The angle of elevation is a familiar term, often used when observing objects positioned above the observer's horizontal line of sight. Imagine you are standing on the ground and looking up at an airplane. The angle formed between your line of sight and the horizontal line is your angle of elevation. In this scenario, the airplane is maintaining a constant height of 2 miles.
The angle of elevation is crucial in determining how quickly this angle changes as the airplane approaches or recedes. In mathematical terms, this involves determining how fast the angle increases when the airplane is 3 miles away from the observer. To solve such problems, angles of elevation often come into play as part of related rates problems, which combine understanding of right triangles and trigonometric functions.
By visualizing this angle, it is easier to grasp how different variables are interconnected, helping to set up the needed equations for analysis.
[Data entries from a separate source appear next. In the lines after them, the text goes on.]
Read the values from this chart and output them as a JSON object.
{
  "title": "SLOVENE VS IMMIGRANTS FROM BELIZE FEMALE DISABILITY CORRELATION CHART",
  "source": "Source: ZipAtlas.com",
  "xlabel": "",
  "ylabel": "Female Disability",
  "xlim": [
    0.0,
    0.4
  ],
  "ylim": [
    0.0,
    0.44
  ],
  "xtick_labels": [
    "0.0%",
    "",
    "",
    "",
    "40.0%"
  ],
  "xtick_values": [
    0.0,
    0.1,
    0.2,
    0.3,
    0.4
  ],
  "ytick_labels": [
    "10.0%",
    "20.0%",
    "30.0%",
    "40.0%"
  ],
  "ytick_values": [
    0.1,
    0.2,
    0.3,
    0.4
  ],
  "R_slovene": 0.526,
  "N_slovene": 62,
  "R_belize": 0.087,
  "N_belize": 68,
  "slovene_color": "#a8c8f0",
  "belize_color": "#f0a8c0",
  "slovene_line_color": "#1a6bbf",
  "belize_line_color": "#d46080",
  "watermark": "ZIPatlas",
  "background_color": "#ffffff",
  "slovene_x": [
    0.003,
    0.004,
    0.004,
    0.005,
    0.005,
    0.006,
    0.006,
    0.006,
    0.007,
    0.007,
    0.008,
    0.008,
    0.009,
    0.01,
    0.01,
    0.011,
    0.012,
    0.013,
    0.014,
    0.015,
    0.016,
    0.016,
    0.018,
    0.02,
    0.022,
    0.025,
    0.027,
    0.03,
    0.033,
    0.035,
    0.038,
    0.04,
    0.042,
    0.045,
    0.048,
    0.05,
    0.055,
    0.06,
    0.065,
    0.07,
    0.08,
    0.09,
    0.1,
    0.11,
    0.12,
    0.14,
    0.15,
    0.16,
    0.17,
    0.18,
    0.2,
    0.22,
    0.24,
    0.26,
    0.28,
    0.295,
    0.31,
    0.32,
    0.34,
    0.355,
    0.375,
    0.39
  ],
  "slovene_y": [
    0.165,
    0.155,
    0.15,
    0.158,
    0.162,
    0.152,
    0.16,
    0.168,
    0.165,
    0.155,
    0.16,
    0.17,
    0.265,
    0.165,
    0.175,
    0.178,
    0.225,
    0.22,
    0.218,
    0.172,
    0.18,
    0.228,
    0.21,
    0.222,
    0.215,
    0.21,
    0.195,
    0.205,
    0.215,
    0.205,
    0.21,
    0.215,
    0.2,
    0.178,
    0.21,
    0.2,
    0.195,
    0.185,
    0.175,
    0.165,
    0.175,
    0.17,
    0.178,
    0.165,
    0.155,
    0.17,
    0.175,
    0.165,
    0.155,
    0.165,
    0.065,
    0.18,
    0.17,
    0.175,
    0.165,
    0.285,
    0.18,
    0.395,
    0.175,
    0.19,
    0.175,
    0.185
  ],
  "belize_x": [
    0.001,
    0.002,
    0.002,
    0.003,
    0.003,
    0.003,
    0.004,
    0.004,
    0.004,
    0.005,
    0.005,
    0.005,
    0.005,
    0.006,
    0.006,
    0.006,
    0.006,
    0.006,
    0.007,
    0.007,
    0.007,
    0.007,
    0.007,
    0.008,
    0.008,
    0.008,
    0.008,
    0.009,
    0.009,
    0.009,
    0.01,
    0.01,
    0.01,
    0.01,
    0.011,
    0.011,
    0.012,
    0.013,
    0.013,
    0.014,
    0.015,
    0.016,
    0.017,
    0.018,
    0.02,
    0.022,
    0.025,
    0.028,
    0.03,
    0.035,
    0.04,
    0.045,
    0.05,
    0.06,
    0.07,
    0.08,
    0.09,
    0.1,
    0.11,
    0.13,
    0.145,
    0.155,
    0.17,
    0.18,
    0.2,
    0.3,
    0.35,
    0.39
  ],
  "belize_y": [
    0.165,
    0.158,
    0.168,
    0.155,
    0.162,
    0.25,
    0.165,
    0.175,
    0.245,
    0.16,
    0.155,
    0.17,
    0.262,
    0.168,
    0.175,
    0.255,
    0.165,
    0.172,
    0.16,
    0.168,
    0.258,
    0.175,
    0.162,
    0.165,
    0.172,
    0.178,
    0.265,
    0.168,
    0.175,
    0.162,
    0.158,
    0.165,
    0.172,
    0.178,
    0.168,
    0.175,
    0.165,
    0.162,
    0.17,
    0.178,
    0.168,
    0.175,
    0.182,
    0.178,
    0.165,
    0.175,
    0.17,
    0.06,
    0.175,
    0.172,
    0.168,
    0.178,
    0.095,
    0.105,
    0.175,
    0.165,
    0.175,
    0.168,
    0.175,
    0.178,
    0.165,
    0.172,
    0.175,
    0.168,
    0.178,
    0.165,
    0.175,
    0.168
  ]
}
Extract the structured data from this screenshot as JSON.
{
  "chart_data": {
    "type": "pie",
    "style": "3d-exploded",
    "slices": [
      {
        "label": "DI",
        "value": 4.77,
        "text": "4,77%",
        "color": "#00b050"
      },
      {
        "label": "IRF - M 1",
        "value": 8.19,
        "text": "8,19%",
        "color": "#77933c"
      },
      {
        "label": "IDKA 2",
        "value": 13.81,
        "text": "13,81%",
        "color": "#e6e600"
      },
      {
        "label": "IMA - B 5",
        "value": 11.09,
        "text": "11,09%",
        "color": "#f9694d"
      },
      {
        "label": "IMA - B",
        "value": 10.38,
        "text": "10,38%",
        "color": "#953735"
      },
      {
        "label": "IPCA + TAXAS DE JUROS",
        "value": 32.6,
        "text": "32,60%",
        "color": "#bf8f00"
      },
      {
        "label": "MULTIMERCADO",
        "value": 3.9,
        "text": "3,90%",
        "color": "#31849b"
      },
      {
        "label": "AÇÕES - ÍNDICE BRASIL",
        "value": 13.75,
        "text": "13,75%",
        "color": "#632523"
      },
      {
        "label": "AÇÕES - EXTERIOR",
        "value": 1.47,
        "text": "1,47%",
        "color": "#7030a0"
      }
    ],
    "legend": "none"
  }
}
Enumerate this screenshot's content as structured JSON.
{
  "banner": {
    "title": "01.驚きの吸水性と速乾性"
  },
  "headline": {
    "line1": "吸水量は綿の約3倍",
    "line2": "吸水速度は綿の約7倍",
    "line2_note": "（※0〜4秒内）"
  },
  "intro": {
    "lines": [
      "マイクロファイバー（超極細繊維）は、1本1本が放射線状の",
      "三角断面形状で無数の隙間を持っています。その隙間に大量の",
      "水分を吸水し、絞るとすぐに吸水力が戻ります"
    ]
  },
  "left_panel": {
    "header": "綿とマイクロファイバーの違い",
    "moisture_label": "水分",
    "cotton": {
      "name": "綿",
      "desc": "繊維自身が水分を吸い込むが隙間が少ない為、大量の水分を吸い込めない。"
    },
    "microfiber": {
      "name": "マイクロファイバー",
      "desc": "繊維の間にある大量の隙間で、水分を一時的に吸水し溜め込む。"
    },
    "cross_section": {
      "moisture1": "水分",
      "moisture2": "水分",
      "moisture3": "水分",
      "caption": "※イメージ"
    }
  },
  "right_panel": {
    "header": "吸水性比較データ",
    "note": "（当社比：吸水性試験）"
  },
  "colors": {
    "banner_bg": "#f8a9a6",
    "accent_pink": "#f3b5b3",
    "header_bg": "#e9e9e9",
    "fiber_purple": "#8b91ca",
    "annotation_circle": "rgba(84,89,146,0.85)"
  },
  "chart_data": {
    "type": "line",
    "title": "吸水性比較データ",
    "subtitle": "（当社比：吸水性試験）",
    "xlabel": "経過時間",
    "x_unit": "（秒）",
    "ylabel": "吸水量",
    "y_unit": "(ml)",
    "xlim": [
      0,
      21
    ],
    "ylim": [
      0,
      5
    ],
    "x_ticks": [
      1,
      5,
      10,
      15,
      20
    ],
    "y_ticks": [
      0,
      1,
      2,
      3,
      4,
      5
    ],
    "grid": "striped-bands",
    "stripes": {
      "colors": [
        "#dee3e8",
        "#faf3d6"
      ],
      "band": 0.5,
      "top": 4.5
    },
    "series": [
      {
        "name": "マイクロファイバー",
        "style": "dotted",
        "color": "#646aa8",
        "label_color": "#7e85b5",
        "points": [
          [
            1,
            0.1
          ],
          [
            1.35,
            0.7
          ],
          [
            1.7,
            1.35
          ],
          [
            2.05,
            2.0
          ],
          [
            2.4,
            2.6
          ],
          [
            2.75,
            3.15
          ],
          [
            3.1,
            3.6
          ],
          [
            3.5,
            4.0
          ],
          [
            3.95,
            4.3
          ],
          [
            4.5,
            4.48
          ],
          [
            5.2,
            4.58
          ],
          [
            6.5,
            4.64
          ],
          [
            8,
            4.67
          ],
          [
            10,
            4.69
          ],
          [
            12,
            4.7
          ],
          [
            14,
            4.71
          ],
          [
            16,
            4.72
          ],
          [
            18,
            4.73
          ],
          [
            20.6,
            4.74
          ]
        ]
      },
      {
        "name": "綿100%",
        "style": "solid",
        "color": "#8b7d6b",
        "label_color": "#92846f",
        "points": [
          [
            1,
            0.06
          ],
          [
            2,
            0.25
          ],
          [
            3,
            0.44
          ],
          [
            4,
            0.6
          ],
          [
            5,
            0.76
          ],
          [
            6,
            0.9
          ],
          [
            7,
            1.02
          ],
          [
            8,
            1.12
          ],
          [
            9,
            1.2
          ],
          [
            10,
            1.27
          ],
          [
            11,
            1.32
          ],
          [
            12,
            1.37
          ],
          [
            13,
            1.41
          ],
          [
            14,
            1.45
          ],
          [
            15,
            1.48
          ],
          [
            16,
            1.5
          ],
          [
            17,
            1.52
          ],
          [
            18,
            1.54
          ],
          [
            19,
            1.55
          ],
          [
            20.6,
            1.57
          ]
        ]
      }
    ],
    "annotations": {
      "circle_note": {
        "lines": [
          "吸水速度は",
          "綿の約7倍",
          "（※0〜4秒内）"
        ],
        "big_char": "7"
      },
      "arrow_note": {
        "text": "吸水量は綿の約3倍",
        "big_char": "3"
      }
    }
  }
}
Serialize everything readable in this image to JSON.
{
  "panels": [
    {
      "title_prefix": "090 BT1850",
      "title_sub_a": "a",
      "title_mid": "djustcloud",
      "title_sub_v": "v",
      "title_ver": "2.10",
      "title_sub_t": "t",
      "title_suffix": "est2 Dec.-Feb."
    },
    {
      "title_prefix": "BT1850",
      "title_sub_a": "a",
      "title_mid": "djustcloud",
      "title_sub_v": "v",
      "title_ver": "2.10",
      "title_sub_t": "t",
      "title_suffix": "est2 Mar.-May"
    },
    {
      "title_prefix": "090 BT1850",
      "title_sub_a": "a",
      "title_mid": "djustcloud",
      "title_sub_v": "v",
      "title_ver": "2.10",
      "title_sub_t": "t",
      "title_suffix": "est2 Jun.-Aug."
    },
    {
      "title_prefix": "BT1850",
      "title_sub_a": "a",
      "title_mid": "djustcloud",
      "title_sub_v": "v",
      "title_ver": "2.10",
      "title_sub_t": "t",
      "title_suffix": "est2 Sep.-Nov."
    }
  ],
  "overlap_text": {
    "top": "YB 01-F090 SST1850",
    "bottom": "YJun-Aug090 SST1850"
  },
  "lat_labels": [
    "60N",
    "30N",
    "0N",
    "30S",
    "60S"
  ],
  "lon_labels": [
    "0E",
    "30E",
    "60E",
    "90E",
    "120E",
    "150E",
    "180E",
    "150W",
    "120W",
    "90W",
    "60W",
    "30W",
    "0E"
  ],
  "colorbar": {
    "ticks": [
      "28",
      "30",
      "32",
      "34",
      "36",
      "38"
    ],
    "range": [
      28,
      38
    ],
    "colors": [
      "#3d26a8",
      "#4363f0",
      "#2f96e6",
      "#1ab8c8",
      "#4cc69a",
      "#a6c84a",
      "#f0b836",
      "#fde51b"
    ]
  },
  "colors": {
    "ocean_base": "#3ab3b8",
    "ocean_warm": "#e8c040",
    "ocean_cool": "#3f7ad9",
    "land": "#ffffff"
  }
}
Trigonometric functions are the mathematical principles used when dealing with angles and their relationships in triangles. In the exercise, we primarily use the tangent function. This function relates the angle of elevation \( \theta \) to the right triangle formed between the airplane, the observer, and the point directly below the airplane.
The relationship is given by \( \tan(\theta) = \frac{2}{x} \), where \(x\) is the distance along the ground from the observer to the point under the airplane. Trigonometric functions like sine, cosine, and tangent help establish these relationships, which describe how angles change relative to one another.
The concept of secant \( \sec(\theta) \) also arises naturally once we differentiate the tangent function. Here, \( \sec^2(\theta) \) captures how changes in \( \theta \) relate to changes in the observer's position and speed.

Differentiation is a core concept in calculus that measures how a function changes as its inputs change. In the context of this exercise, we want to see how small changes in time affect the angle of elevation. This involves differentiating with respect to time \( t \).
When using related rates, it's about connecting how different quantities change together. For instance, the differentiation of \( \tan(\theta) = \frac{2}{x} \) over time gives us \( \sec^2(\theta) \cdot \frac{d\theta}{dt} = -\frac{2}{x^2} \cdot \frac{dx}{dt} \). This equation lets us solve for \( \frac{d\theta}{dt} \), the rate at which the angle changes.
Understanding differentiation is key to mastering related rates problems, as it enables the calculation of rates of change and provides insight into how all parts of the problem interconnect.

Right triangle applications are often encountered in real-world scenarios like this exercise, where they form a basis for applying trigonometry and calculus. Here, the observer, the airplane, and the ground form a right triangle. The known lengths and changing distances create a helpful context for solving the problem.
This right triangle allows us to apply the Pythagorean theorem: \( x^2 + 2^2 = 3^2 \) in determining the horizontal distance \( x \) when the plane is 3 miles from the observer. This is fundamental in simplifying the correlation between distance, time, and angle.
Right triangles serve as the foundation for applying trigonometric relationships and further analyzing related rates. By recognizing this geometric setup, we can translate physical observations into mathematical equations that are easier to work with.